Today I learned a thing.

So, the typical method for implementing save games for web-based games is to store data in a cookie (or, more realistically, localStorage). This is pretty easy, especially with localStorage, with only one hitch - the data needs to be a string.

To solve this we use serialisation. The JSON.stringify() method takes an object and its properties and turns it into a string. This is pretty neat, and you can use JSON.parse() to reconstruct the object from the string later. Great stuff! It works really well.

However. There are two things which stop you being able to serialise, and I've realised after implementing my basic data structure for CivClicker 2 that I've done both of them.

The first is self-reference. If a part of the object references some other part of the object as a shortcut (which is how I initially implemented how cities and units were selected) then the stringify() method gives up and goes home. This is relatively simple to solve - just don't try to serialise those bits.

The second is a bit more insidious. Due to the nature of javascript encapsulation, the stringify() method can't serialise an object's methods. It will serialise the object, but will just ignore them. What I ended up with were units that couldn't move() or draw() or basically anything else, because I made the mistake of adding those methods to a Unit() constructor that all units were created from.
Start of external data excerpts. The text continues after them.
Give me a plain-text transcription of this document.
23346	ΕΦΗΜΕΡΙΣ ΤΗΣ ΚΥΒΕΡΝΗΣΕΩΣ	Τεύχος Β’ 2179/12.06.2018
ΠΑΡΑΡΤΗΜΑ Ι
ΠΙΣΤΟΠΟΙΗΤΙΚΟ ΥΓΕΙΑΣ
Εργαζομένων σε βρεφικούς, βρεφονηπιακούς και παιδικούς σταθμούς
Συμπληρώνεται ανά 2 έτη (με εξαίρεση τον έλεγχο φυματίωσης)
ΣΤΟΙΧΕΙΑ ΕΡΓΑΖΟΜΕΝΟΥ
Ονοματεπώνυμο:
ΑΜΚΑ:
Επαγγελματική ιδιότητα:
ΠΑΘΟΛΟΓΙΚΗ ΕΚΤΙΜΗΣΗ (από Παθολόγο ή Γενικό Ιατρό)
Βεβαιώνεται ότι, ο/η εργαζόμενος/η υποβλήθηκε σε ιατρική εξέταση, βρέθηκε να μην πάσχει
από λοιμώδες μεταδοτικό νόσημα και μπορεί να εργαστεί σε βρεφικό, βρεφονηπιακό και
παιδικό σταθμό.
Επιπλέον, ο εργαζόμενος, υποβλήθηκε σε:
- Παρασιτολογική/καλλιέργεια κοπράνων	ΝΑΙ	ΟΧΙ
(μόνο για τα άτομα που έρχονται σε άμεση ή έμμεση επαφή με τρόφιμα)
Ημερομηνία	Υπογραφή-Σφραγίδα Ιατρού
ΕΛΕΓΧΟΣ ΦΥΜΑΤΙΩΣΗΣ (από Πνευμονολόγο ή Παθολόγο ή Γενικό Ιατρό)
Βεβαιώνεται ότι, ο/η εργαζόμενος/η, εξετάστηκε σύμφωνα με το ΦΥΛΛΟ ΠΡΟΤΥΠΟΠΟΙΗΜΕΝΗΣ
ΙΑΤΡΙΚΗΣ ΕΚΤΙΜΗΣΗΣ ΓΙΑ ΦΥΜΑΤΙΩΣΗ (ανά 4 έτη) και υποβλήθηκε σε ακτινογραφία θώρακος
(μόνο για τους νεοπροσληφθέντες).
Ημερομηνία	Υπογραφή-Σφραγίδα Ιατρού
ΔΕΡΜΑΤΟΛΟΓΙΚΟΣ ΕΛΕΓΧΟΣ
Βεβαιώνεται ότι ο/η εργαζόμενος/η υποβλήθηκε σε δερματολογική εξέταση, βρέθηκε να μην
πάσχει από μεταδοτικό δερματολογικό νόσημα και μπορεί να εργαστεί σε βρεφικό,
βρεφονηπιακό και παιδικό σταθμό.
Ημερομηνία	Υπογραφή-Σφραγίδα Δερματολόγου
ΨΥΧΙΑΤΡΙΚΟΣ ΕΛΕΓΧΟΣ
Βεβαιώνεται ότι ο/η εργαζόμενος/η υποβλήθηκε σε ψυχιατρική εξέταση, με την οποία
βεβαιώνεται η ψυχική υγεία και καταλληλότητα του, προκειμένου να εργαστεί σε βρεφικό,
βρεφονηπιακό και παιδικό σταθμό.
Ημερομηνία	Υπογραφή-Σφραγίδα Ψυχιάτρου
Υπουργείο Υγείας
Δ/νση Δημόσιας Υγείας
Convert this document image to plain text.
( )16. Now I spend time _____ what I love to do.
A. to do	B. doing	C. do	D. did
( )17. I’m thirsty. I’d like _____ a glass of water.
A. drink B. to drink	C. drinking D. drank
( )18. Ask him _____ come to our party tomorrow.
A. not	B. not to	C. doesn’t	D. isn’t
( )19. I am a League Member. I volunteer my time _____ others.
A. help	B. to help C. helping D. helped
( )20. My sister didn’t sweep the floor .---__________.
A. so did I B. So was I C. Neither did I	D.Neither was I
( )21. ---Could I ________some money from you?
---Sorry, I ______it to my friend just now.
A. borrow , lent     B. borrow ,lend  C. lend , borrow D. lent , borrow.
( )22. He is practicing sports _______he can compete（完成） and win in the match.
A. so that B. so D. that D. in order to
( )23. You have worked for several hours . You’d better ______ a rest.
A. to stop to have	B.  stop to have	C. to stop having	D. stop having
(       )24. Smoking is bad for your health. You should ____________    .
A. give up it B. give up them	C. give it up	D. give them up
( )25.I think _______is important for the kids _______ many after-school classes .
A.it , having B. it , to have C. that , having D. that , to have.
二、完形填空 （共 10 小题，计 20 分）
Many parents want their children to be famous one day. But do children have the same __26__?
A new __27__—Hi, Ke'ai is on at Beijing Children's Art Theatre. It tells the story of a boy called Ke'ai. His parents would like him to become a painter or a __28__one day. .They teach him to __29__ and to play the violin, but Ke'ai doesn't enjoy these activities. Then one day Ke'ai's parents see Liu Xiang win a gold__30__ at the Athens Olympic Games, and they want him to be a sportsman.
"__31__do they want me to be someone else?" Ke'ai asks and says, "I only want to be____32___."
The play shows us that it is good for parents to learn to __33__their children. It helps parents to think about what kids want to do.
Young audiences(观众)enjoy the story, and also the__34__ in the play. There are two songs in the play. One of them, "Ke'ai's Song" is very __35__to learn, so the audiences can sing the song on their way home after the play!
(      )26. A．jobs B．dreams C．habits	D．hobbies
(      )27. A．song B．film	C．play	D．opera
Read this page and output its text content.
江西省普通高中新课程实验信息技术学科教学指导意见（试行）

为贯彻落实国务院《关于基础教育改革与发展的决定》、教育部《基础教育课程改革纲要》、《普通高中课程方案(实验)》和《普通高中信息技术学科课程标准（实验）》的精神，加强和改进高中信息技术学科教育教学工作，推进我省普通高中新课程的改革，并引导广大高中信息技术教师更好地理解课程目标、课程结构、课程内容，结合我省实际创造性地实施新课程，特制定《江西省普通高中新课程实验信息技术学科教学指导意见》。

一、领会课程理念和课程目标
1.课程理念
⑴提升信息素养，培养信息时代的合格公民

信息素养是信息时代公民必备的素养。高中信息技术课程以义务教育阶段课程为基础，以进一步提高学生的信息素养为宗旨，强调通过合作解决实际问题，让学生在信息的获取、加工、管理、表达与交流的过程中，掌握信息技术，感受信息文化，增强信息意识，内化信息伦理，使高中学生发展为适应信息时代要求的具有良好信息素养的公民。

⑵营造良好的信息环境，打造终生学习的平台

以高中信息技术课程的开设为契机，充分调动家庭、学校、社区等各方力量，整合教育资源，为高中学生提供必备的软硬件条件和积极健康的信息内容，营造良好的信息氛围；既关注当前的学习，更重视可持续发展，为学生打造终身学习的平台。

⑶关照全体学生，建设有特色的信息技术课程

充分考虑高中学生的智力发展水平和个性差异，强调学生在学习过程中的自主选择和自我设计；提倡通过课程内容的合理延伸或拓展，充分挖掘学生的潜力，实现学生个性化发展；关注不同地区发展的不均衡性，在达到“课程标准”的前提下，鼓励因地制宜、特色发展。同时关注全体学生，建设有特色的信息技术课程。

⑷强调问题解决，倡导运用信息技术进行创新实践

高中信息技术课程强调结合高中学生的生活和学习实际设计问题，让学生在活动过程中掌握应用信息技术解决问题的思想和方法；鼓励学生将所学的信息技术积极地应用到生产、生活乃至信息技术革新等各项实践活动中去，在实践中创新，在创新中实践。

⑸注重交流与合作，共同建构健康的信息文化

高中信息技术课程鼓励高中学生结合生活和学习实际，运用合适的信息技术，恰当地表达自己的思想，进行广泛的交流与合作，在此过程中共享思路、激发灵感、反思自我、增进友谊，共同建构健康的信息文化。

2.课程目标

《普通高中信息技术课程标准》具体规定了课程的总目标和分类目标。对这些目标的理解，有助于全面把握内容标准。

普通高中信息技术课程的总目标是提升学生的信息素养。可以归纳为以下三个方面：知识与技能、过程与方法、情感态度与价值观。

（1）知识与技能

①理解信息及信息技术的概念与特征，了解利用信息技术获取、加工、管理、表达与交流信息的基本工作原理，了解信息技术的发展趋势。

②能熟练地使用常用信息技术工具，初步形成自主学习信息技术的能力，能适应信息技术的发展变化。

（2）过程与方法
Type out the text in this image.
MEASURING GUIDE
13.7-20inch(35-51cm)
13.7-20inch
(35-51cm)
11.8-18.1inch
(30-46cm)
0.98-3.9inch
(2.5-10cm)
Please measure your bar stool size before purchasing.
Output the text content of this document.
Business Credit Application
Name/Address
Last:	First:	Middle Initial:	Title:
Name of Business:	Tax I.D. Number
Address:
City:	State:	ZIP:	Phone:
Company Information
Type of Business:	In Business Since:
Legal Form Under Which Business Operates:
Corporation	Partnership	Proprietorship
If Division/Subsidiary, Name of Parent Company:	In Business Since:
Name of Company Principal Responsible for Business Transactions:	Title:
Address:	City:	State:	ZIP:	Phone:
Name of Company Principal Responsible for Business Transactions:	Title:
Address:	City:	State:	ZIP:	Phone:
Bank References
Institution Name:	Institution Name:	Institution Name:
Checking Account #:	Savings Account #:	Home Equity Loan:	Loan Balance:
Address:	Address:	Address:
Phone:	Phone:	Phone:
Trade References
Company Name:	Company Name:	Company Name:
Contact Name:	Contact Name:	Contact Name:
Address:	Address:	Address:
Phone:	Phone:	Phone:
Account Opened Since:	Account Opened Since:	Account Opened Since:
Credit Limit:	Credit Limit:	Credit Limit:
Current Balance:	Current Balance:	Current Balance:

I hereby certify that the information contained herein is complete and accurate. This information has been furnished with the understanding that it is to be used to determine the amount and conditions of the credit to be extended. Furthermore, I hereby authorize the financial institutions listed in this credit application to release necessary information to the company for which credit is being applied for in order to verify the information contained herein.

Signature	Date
The next step is to work out the best way to get around this issue. LIkely I will do it by only storing the object-relevant data and passing the object into a moveUnit() function or equivalent, but there's a possibility that I might handle it by re-adding the methods once the data has been reserialised.

If you're a newbie javascript developer reading this, don't fall into the trap I did - if you have data structures you will want to serialise, don't add methods to the objects. Just keep your data in one place and handle everything else separately.